Red-billed oxpeckers live in open savannas, bushlands, and forests that contain large mammals including domestic livestock. They are found up to an altitude of 2.745 m.


These birds obtain the whole of their food on the bodies of large herbivorous mammals, especially plains zebra Equus quagga, rhinoceros, giraffe Giraffa camelopardis, horses, donkeys, goats and bovines, specifically antelope, cattle and African buffalo Syncerus caffer. They take parasites such as ticks, fleas, biting flies and their larvae taken from the host mammals. They also feed on blood, dead tissues and skin from fresh wounds, thus keeping the area clean and preventing infection or infestation by fly larvae, although this also leaves the wound open and unhealed, which is disadvantageous to the mammal.

Red-billed oxpecker nest in October-March. They are onogamous, cooperative breeders, with the breeding pair being assisted by up to 7 helpers who are usually unmated adults and juveniles from the previous breeding season. They nest in natural tree cavities or in holes in rocks or stone walls, lining the interior with hair from its mammal hosts, dung, grass and rootlets. The female lays 2-5 eggs which are incubated by both sexes for about for 12-13 days. The chicks are fed by all members of the group, fledging about 30 days after hatching but only becoming fully independent 2 months later.

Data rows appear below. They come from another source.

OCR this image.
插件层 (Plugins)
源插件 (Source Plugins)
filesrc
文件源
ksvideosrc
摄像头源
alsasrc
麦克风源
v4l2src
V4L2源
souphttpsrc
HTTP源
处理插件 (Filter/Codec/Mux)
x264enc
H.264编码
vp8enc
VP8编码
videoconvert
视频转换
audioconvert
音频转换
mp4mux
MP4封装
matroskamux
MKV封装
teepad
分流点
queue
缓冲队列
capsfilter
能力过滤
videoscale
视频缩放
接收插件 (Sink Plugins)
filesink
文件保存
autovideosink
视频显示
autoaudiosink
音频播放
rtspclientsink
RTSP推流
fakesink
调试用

IUCN status – LC (Least Concern)
Although the global population size has not been quantified, this species is described as locally common over its very large breeding range. The population is suspected to be in decline owing to the reduction in numbers of large game host species and the dipping of domestic cattle, but the species is not considered threatened at present.